Continuation of the front page (51) Int.Cl. ⁷ identification code FI H05B 3/14 H05B 3/14 D 3/66 3/66 (58) Field surveyed (Int.Cl. ⁷ , DB name) F27D 11/02 F27B 17/00 H01L 21/205 H01L 21/31 H05B 3/14 H05B 3/66 H01L 21/324

Claims (5)

(57) [Claims] 1. A process tube forming a furnace chamber in which a plurality of workpieces are arranged, a heating resistor arranged on an outer peripheral side of the process tube, and a heat insulating material provided to surround the heating resistor. Wherein the heat generating resistor is formed of molybdenum disilicide,
The heat treatment apparatus, wherein the heat insulation material is attached to the heat insulation material without being in contact with the heat insulation material, and the heat insulation material has a surface formed of a material inert to silicon dioxide. 2. The heat-insulating material has a substantially cylindrical shape, the heat-generating resistor has a substantially cylindrical shape, and is disposed substantially concentrically on the inner peripheral side of the heat-insulating material, and the heat-insulating material forms a cylindrical shape. The heat treatment apparatus according to claim 1, wherein an inner diameter of the shape is larger than an outer diameter of a cylindrical shape formed by the heating resistor. 3. The heat insulating material has a substantially vertical inner surface, and the heat generating resistor is attached to the inner surface of the heat insulating material so as to be extendable and contractible. 3. The heat treatment apparatus according to 2. 4. The heating resistor according to claim 1, wherein the heating resistor is formed in a meandering string shape, is suspended at a bent portion, and is attached to a heat insulating material.

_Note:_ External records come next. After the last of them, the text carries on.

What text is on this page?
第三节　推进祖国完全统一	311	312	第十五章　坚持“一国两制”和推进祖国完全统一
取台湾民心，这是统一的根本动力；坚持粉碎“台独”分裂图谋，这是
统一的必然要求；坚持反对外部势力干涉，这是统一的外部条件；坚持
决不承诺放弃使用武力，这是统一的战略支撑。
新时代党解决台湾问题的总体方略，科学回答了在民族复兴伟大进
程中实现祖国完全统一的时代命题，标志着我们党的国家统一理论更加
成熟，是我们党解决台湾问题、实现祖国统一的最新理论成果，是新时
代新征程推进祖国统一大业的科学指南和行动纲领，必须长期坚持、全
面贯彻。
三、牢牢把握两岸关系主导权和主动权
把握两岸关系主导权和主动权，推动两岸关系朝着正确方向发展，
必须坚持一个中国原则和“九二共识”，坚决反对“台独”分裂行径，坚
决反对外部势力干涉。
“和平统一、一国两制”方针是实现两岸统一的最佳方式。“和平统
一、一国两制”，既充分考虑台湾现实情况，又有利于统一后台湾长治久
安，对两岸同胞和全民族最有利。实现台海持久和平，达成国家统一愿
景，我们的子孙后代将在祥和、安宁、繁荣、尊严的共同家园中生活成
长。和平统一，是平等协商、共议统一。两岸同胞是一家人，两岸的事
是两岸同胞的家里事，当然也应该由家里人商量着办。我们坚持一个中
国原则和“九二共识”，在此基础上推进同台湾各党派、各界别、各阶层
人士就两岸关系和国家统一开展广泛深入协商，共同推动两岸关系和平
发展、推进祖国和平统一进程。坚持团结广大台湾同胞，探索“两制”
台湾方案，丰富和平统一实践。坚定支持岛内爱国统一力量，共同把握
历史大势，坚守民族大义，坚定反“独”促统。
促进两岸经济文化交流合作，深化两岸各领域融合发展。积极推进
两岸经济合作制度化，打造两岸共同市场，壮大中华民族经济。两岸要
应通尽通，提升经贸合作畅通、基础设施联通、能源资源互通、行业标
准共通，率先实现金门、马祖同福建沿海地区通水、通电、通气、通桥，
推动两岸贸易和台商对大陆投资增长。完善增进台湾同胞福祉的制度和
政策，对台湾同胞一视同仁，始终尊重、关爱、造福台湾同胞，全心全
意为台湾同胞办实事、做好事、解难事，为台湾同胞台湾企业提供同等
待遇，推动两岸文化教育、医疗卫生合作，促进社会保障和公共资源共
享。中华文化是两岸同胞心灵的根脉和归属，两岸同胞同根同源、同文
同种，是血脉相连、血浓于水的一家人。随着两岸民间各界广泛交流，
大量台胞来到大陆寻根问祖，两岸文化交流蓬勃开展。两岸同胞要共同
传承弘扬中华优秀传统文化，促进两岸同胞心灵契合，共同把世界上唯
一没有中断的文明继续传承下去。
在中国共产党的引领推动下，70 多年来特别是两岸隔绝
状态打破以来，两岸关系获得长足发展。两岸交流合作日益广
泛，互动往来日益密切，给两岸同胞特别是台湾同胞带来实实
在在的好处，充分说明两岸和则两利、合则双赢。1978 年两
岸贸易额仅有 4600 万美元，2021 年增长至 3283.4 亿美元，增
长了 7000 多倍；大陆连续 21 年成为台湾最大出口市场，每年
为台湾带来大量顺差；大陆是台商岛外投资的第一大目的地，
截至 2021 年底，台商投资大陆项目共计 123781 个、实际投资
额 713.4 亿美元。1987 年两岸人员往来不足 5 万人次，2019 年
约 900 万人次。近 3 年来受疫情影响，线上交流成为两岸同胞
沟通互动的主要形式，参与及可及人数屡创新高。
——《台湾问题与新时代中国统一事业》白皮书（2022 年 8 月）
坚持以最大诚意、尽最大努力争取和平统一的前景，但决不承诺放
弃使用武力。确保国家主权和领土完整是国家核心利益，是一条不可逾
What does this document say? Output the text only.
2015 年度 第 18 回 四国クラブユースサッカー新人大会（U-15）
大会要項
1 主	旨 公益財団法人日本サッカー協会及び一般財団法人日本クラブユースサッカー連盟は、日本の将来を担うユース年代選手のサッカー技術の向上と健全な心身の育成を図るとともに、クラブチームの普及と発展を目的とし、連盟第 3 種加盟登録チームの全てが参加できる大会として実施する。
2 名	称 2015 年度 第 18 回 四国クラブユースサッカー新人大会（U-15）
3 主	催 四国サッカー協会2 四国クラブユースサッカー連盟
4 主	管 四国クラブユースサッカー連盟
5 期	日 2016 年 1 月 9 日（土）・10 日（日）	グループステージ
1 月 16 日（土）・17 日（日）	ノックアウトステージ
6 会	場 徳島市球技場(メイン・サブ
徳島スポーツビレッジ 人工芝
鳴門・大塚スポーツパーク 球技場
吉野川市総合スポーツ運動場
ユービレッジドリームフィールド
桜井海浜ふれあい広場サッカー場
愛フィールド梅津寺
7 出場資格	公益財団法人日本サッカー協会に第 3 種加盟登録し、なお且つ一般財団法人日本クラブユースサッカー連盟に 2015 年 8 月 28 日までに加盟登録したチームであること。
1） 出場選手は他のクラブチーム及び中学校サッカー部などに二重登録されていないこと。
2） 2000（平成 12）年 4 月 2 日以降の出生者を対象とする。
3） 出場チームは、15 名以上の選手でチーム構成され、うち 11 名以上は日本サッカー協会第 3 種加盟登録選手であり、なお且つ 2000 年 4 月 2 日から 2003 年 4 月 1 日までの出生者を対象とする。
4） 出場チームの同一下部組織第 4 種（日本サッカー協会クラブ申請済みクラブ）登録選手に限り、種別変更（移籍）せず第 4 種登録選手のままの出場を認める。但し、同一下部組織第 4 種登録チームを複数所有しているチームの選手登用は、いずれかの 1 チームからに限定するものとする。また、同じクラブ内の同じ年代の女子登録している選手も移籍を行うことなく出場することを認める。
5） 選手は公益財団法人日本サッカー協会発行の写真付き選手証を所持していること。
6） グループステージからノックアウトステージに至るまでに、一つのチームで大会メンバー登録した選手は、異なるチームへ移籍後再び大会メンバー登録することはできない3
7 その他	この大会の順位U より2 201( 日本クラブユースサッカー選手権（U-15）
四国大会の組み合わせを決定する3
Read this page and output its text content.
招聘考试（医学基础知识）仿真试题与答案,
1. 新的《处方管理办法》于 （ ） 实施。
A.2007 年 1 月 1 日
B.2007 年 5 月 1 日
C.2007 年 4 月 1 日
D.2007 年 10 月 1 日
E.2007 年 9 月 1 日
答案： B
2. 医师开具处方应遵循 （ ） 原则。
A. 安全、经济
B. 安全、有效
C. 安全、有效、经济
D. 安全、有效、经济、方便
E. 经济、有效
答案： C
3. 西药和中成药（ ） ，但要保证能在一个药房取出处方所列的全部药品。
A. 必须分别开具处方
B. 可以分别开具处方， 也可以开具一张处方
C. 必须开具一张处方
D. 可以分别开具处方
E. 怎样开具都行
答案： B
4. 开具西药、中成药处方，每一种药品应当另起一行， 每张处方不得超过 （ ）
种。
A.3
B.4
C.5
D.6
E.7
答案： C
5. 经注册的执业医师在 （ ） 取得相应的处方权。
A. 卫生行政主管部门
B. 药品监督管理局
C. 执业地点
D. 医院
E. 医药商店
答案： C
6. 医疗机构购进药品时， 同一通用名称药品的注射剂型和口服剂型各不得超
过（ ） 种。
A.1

The heat treatment apparatus according to any one of the above. 5. The heating resistor is attached to the heat insulating material by staples, wherein the staples are formed at least on a surface of a material inert to silicon dioxide, or are the same as the heating resistor. The heat treatment apparatus according to any one of claims 1 to 4, wherein the heat treatment apparatus is formed of a material.